Я назвал себя по-английски. Мужчина свободно продолжил на том же языке. Он уже разговаривал с Фуко. Он был в курсе нашего расследования и был готов мне помогать. Слышимость была хорошая. Словно отполированная морским ветром. Я тут же задал ему вопрос о предсмертном опыте Раймо.

— У него были какие-то воспоминания, — подтвердил психиатр.

— Он вам описал того, кто ему являлся?

— Раймо говорил о ребенке.

— О ребенке?

— Скорее о подростке. О ком-то очень юном, толстеньком, плавающем в темноте.

— Описал ли он вам его лицо?

— Насколько помню, да. Раздавленное лицо. Или изуродованное. Раймо говорил о свисающих клочьях мяса. Морда окровавленного бульдога…

Еще один кошмар. Но ничего общего со стариком Люка и с ангелом Агостины. У каждого «лишенного света» свой собственный демон.

Я продолжил свою мысль:

— Не думаете ли вы, что это видение было ему внушено кем-то из его окружения?

— Каким образом?

— Может, из памяти выплыл чей-то забытый облик, искаженный бредом?

— Нет, я интересовался его прошлым.
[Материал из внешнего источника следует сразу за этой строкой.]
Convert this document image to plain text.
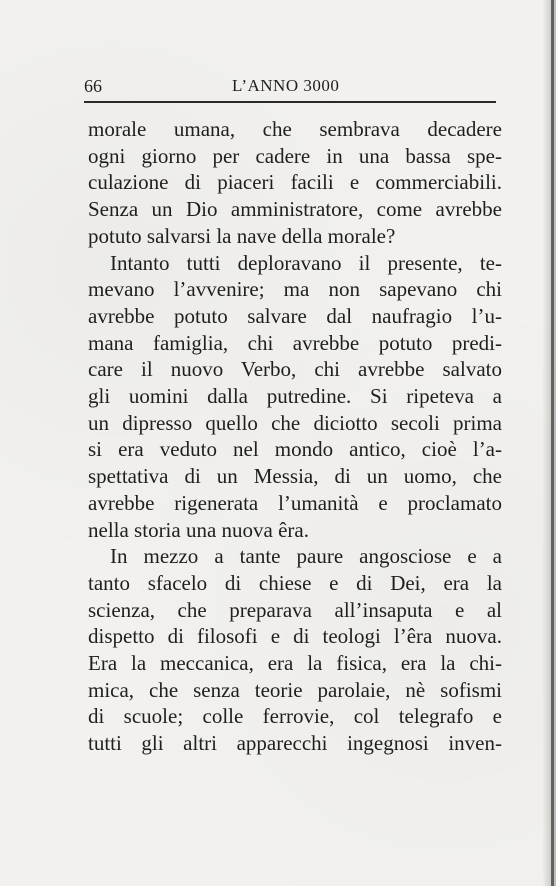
66	L’ANNO 3000
morale umana, che sembrava decadere
ogni giorno per cadere in una bassa spe-
culazione di piaceri facili e commerciabili.
Senza un Dio amministratore, come avrebbe
potuto salvarsi la nave della morale?
Intanto tutti deploravano il presente, te-
mevano l’avvenire; ma non sapevano chi
avrebbe potuto salvare dal naufragio l’u-
mana famiglia, chi avrebbe potuto predi-
care il nuovo Verbo, chi avrebbe salvato
gli uomini dalla putredine. Si ripeteva a
un dipresso quello che diciotto secoli prima
si era veduto nel mondo antico, cioè l’a-
spettativa di un Messia, di un uomo, che
avrebbe rigenerata l’umanità e proclamato
nella storia una nuova êra.
In mezzo a tante paure angosciose e a
tanto sfacelo di chiese e di Dei, era la
scienza, che preparava all’insaputa e al
dispetto di filosofi e di teologi l’êra nuova.
Era la meccanica, era la fisica, era la chi-
mica, che senza teorie parolaie, nè sofismi
di scuole; colle ferrovie, col telegrafo e
tutti gli altri apparecchi ingegnosi inven-
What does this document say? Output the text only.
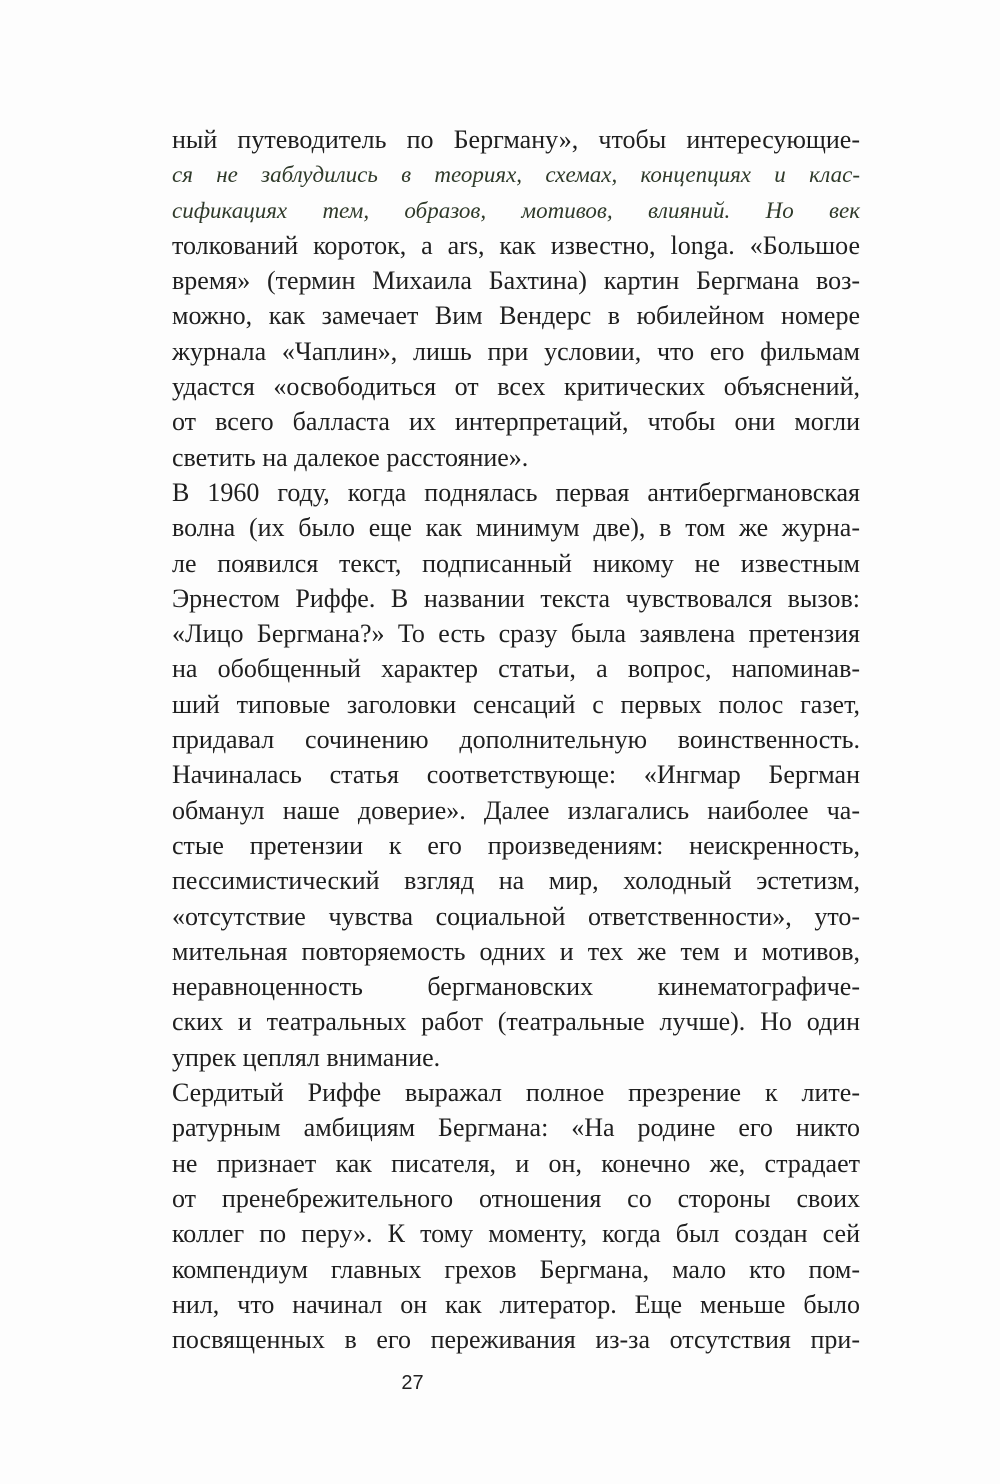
ный путеводитель по Бергману», чтобы интересующие-
ся не заблудились в теориях, схемах, концепциях и клас-
сификациях тем, образов, мотивов, влияний. Но век
толкований короток, а ars, как известно, longa. «Большое
время» (термин Михаила Бахтина) картин Бергмана воз-
можно, как замечает Вим Вендерс в юбилейном номере
журнала «Чаплин», лишь при условии, что его фильмам
удастся «освободиться от всех критических объяснений,
от всего балласта их интерпретаций, чтобы они могли
светить на далекое расстояние».
В 1960 году, когда поднялась первая антибергмановская
волна (их было еще как минимум две), в том же журна-
ле появился текст, подписанный никому не известным
Эрнестом Риффе. В названии текста чувствовался вызов:
«Лицо Бергмана?» То есть сразу была заявлена претензия
на обобщенный характер статьи, а вопрос, напоминав-
ший типовые заголовки сенсаций с первых полос газет,
придавал сочинению дополнительную воинственность.
Начиналась статья соответствующе: «Ингмар Бергман
обманул наше доверие». Далее излагались наиболее ча-
стые претензии к его произведениям: неискренность,
пессимистический взгляд на мир, холодный эстетизм,
«отсутствие чувства социальной ответственности», уто-
мительная повторяемость одних и тех же тем и мотивов,
неравноценность бергмановских кинематографиче-
ских и театральных работ (театральные лучше). Но один
упрек цеплял внимание.
Сердитый Риффе выражал полное презрение к лите-
ратурным амбициям Бергмана: «На родине его никто
не признает как писателя, и он, конечно же, страдает
от пренебрежительного отношения со стороны своих
коллег по перу». К тому моменту, когда был создан сей
компендиум главных грехов Бергмана, мало кто пом-
нил, что начинал он как литератор. Еще меньше было
посвященных в его переживания из-за отсутствия при-
27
Никого похожего рядом с ним никогда не было. Да и разве такой кошмар встречается в реальности?

Мой психоаналитический след завел в тупик. Валтонен продолжал:

— У вас есть другие свидетельства подобного рода?

— Да, несколько.

— Мне было бы интересно с ними познакомиться.

— Ради бога, только чуть позже. Когда у меня будет больше времени, я пошлю вам всю документацию. Обещаю.
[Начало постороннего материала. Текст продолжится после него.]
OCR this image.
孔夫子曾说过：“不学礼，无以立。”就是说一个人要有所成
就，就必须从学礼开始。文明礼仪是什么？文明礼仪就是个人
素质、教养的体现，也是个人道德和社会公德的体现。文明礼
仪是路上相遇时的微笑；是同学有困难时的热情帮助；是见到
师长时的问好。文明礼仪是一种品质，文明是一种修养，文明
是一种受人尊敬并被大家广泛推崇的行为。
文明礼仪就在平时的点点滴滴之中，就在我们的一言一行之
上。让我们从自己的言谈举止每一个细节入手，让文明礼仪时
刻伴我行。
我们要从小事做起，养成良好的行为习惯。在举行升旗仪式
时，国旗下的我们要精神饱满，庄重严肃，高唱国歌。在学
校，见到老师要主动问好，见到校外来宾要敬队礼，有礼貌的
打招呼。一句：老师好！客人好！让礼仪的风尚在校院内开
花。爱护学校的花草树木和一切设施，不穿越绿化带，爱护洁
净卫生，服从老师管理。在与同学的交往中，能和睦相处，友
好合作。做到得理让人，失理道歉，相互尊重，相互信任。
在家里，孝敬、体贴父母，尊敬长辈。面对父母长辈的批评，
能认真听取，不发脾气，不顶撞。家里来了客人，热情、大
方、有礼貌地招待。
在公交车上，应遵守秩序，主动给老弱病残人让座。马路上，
— Спасибо. У меня последний вопрос.

— Говорите.

— Все ваши другие свидетели стали убийцами?

Я подумал о Люке. И против воли, о Манон. И сухо ответил:

— Нет, вовсе нет.

— Тем лучше. В противном случае это походило бы на эпидемию бешенства.
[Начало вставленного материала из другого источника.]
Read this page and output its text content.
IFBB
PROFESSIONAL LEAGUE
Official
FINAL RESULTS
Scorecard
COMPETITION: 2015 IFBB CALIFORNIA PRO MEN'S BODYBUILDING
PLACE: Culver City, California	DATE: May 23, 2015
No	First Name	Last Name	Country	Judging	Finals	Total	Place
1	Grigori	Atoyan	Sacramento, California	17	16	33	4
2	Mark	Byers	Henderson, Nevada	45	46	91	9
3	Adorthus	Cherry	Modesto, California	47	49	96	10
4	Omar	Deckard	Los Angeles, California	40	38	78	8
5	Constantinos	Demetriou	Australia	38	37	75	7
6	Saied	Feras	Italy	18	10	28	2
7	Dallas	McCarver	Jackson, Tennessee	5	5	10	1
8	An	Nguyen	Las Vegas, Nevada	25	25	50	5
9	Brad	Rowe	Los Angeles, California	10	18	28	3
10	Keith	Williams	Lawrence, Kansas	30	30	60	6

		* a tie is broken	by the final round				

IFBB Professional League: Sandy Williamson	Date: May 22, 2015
Поблагодарив его еще раз, я разъединился.


14 часов

Пора было подбивать бабки. По-настоящему браться за расследование и завершать его.

Пора было допросить Люка.

98

Теперь Люк находился в специализированном клиническом центре Поль-Гиро в Вильжюиф. В данном случае слово «специализированный» было эвфемизмом, означавшим «психиатрический». Люк сам подписал распоряжение о помещении в эту лечебницу на «непринудительное лечение», то есть он мог выходить когда хотел.


15 часов

Я добрался до клиники, когда день уже начинал меркнуть. Сколько хватает глаз — черная ограда, отделяющая обширную территорию от пригородных особнячков. Паскаль Зукка, психиатр-гипнотизер, объяснил мне, где найти Люка. Я вошел в ворота, повернул налево и пошел по аллее, вдоль которой стояли двухэтажные постройки. Каждый корпус напоминал самолетный ангар — бежевые стены и выпуклая крыша.

Я отыскал корпус 21. Сестра в регистратуре взяла связку ключей и повела меня в глубь здания. Длинное помещение, разделенное переборками, в которых были двери с круглыми окошками, напоминало внутренность подводной лодки. Нужно было пересечь отсек, чтобы попасть в другой: в столовую, телевизионную комнату, мастерскую трудотерапии… Все было совершенно новое — желтые стены, красные двери, белые потолки с встроенными светильниками. Мы беззвучно шагали по черно-серому линолеуму.